Background: Development and Use of Study Quality Assessment Tools

Design of the quality assessment tools

Appraisal of individual study quality was based on tailored quality assessment tools developed jointly by methodologists from NHLBI and Research Triangle Institute International. The tools were based on quality assessment methods, concepts, and other tools developed by researchers in the Agency for Healthcare Research and Quality (AHRQ) Evidence-Based Practice Centers, the Cochrane Collaboration, the USPSTF, the Scottish Intercollegiate Guidelines Network, and the National Health Service Centre for Reviews and Dissemination, as well as consulting epidemiologists and others working in evidence-based medicine, with adaptations by methodologists and NHLBI staff for this project.

The tools were designed to assist reviewers in focusing on concepts that are key for critical appraisal of the internal validity of a study. The tools were not designed to provide a list of factors comprising a numeric score. The tools were specific to individual types of included study designs and are described in more detail below.

The tools included items for evaluating potential flaws in study methods or implementation, including sources of bias (e.g., patient selection, performance, attrition, and detection), confounding, study power, the strength of causality in the association between interventions and outcomes, and other factors. Quality reviewers could select "yes," "no," or "cannot determine/not reported/not applicable" in response to each item on the tool. For each item where "no" was selected, reviewers were instructed to consider the potential risk of bias that could be introduced by that flaw in the study design or implementation. Cannot determine and not reported were also noted as representing potential flaws.

Each of the quality assessment tools had a detailed guidance document, which was also developed by the methodology team and NHLBI. The guidance documents were specific to each tool and provided more detailed descriptions and examples of application of the items, as well as justifications for each item's inclusion. For some items, examples were provided to clarify the intent of the question and the appropriate rater response.

Significance of the quality ratings of good, fair, or poor

Reviewers used the study rating tools on the range of items included in each tool to judge each study to be of "good," "fair," or "poor" quality. The ratings on the different items were used by the reviewers to assess the risk of bias in the study due to flaws in study design or implementation.

In general terms, a "good" study has the least risk of bias, and results are considered to be valid. A "fair" study is susceptible to some bias deemed not sufficient to invalidate its results. The fair quality category is likely to be broad, so studies with this rating will vary in their strengths and weaknesses.

A "poor" rating indicates significant risk of bias. Studies rated poor were excluded from the body of evidence to be considered for each CQ. The only exception allowed was if there was no other evidence available, then poor quality studies could be considered. However, this exception was not applied in this project because there were no situations found where only poor quality studies were available for a body of evidence for a particular CQ.
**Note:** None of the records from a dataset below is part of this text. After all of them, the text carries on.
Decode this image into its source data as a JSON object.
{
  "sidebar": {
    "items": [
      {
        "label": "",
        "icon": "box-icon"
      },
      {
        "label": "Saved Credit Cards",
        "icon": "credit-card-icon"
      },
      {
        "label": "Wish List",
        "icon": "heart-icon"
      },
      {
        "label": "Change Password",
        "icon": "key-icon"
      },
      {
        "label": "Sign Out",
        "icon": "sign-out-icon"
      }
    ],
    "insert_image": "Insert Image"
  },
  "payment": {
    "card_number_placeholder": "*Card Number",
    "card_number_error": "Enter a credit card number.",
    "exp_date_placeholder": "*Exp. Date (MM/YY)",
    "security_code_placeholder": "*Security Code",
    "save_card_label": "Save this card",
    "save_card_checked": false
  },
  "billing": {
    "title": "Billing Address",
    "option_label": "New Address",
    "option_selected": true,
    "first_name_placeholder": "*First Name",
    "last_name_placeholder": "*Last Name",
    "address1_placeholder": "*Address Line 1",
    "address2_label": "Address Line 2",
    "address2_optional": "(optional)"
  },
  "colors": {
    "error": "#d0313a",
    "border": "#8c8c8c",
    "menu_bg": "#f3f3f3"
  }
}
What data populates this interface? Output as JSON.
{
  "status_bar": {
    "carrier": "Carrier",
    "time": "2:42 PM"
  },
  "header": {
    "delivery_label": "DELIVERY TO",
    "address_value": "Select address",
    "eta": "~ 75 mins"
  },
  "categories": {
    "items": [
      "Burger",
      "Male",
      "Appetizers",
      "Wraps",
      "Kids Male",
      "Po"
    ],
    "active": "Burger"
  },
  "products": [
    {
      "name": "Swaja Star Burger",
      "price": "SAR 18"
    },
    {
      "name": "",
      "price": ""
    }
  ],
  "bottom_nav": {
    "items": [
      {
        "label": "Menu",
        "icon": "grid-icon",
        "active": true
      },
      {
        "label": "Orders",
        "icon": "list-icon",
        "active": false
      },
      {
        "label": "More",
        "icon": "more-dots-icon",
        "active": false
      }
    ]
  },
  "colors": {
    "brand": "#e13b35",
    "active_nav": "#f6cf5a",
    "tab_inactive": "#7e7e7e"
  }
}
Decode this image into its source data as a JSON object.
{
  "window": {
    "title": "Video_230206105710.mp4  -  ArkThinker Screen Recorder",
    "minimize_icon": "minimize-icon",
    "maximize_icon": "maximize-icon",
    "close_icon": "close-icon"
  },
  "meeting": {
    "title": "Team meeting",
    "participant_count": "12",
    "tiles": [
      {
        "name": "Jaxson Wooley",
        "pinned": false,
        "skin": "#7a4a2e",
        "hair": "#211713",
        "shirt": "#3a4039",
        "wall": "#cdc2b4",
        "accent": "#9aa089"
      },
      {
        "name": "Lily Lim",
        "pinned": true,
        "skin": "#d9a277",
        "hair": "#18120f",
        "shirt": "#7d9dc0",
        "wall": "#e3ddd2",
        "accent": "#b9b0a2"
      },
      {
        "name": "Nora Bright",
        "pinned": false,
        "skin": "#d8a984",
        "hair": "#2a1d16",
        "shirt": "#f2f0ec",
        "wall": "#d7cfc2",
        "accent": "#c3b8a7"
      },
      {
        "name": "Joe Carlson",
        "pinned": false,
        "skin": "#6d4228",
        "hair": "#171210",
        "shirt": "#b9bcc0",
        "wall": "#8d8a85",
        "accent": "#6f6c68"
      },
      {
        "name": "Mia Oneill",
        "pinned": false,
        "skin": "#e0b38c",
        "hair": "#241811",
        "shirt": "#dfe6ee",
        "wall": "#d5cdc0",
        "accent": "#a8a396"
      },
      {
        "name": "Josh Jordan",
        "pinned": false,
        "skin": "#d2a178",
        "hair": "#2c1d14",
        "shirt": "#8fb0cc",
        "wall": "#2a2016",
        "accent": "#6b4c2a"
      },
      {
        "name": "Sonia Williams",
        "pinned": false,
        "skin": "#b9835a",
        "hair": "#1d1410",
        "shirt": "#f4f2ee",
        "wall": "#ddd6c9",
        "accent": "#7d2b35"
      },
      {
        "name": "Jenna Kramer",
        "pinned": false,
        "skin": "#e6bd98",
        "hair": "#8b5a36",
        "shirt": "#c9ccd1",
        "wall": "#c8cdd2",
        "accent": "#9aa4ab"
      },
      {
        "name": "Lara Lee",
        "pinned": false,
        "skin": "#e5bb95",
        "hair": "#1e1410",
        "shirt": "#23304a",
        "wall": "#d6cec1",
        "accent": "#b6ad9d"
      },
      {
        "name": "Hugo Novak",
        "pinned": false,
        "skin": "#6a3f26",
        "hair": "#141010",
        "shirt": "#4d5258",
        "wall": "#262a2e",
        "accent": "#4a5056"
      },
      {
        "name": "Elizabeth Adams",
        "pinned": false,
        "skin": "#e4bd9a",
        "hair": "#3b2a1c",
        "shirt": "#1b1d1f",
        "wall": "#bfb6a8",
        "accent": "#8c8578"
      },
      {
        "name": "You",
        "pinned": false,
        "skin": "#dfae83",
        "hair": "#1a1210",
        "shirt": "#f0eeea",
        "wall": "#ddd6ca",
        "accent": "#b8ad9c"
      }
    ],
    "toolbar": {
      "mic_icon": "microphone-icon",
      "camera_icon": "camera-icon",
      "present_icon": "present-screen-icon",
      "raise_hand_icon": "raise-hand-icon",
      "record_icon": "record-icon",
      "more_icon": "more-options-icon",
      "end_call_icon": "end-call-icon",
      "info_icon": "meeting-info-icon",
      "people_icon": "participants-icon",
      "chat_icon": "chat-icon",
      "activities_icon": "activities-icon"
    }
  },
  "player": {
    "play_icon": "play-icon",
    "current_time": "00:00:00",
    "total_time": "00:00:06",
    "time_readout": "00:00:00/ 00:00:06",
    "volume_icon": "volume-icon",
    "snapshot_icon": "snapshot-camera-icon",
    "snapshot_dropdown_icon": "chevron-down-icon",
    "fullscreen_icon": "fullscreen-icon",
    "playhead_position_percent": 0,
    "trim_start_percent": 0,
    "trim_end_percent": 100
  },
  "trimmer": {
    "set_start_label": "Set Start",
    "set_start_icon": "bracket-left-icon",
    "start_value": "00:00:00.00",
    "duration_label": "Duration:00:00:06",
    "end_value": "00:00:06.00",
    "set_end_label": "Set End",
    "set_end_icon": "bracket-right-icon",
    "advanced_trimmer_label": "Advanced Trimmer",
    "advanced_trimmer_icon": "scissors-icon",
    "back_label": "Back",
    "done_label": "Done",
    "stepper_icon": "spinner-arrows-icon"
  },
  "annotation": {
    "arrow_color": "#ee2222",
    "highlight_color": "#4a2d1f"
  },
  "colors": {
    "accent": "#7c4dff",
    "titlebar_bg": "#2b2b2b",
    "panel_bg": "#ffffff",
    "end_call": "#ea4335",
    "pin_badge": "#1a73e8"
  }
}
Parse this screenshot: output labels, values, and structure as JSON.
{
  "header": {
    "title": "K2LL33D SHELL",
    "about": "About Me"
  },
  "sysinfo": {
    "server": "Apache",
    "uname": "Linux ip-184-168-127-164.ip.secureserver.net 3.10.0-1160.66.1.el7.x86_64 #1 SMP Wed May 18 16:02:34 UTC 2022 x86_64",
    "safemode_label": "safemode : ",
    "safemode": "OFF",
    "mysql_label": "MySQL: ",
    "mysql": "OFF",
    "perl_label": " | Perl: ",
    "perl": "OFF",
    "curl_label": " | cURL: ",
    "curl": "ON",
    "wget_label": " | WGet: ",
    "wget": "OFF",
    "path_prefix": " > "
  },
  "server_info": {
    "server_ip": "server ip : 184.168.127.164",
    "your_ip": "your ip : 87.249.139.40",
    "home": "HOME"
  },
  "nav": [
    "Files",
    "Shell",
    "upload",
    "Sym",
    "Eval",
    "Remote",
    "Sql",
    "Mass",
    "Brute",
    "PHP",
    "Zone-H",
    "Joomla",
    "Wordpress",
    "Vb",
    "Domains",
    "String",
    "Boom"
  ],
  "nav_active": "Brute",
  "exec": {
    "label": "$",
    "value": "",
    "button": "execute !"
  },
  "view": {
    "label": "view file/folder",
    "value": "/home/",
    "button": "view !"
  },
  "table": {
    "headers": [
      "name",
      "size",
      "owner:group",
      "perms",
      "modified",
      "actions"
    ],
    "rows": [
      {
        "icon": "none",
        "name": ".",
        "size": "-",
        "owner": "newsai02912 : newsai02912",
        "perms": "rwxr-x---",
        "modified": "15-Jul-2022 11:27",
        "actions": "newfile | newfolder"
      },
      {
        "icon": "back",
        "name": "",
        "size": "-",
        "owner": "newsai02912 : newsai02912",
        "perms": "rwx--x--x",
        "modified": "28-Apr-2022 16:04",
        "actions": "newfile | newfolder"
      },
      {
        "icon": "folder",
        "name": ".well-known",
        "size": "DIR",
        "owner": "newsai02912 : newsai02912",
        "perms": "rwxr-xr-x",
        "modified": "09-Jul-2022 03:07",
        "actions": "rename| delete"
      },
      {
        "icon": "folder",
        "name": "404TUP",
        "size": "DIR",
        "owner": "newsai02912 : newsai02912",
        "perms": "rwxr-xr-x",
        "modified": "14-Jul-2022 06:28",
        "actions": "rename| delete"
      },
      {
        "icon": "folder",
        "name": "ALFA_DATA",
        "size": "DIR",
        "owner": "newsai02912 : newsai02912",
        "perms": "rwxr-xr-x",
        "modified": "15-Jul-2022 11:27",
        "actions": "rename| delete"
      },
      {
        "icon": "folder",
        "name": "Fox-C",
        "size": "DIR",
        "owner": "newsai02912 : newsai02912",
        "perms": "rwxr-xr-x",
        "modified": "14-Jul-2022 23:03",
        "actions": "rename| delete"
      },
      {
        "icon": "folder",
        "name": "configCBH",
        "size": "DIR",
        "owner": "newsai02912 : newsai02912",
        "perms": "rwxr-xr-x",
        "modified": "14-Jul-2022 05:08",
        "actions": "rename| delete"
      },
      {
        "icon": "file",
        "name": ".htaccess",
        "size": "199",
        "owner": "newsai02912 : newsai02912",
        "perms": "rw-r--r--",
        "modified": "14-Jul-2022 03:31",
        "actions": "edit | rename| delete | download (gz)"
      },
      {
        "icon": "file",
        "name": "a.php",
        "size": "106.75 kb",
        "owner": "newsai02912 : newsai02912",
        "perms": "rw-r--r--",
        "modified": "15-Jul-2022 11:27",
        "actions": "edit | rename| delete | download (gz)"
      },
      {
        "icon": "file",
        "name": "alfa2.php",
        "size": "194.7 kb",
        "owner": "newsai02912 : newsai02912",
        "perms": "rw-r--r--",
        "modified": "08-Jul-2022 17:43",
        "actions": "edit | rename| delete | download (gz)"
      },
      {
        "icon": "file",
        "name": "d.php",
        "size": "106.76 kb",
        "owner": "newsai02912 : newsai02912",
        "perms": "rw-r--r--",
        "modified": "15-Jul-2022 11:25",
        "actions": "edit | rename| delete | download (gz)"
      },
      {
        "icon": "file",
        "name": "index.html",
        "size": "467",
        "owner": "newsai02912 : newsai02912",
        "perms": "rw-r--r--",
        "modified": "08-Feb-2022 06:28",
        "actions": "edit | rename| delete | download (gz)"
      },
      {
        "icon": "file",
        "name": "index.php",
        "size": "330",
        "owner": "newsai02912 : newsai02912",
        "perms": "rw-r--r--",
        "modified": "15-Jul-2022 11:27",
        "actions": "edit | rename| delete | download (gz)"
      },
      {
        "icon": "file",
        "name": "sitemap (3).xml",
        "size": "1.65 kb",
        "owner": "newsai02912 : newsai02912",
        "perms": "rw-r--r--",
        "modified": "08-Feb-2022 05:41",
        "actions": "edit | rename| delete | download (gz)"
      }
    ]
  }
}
Training for application of the quality assessment tools

The methodology team conducted a series of training sessions on the use of four of the quality assessment tools. Initial training consisted of two 2-day, in-person training sessions. Reviewers trained in the quality rating were master's or doctorate-level staff with a background in public health or health sciences. Training sessions provided instruction on identifying the correct study designs, the theory behind evidence-based research and quality assessment, explanations and rationales for the items in each tool, and methods for achieving overall judgments regarding quality ratings of good, fair, or poor. Participants engaged in interactive evaluation of multiple example articles, both with the instructors and during group work. Reviewers were also instructed to refer to related articles on study methods if such papers were cited in the articles being rated.

Following the in-person training sessions, the methodology team assigned several articles with pertinent study designs to test the abilities of each reviewer. The reviewers were asked to individually identify the correct study design, complete the appropriate quality assessment tool, and submit it to the methodology team for grading against a methodologist-developed key. A second round of training sessions was then conducted via telephone to review the results and resolve any remaining misinterpretations. Based on the results of these evaluations, a third round of exercises and training sessions was sometimes convened.

The before-after and case series studies quality assessment tools were only applied for the Obesity Panel's CQ5, which addresses bariatric surgery interventions. This CQ included those types of study designs due to the different types of issues addressed for this surgical intervention. As a result, a formal training program for using these quality assessment tools was not conducted. The training efforts were more individual and focused on reviewing the tool and guidance document with staff working on quality assessment for this CQ.

Quality assessment process

For all studies except systematic reviews and meta-analyses, each article that met the CQ's inclusion criteria was independently rated for quality by two reviewers using the appropriate tool. If the ratings differed, then reviewers discussed the article in an effort to reach consensus. If consensus was not achieved, then the article was forwarded to a methodologist for quality adjudication.

Quality rating of systematic reviews and meta-analyses was performed independently by two methodologists. If ratings differed, then reviewers discussed the article in an effort to reach consensus. When consensus was not achieved, the article was forwarded to a third methodologist for adjudication.

Expert panel members could appeal the quality of a particular study or publication, subsequent to the initial rating reported to the expert panel members. However, to enhance the objectivity of the quality rating process, the final decision on quality ratings was made by the methodology team, and not by the expert panel members.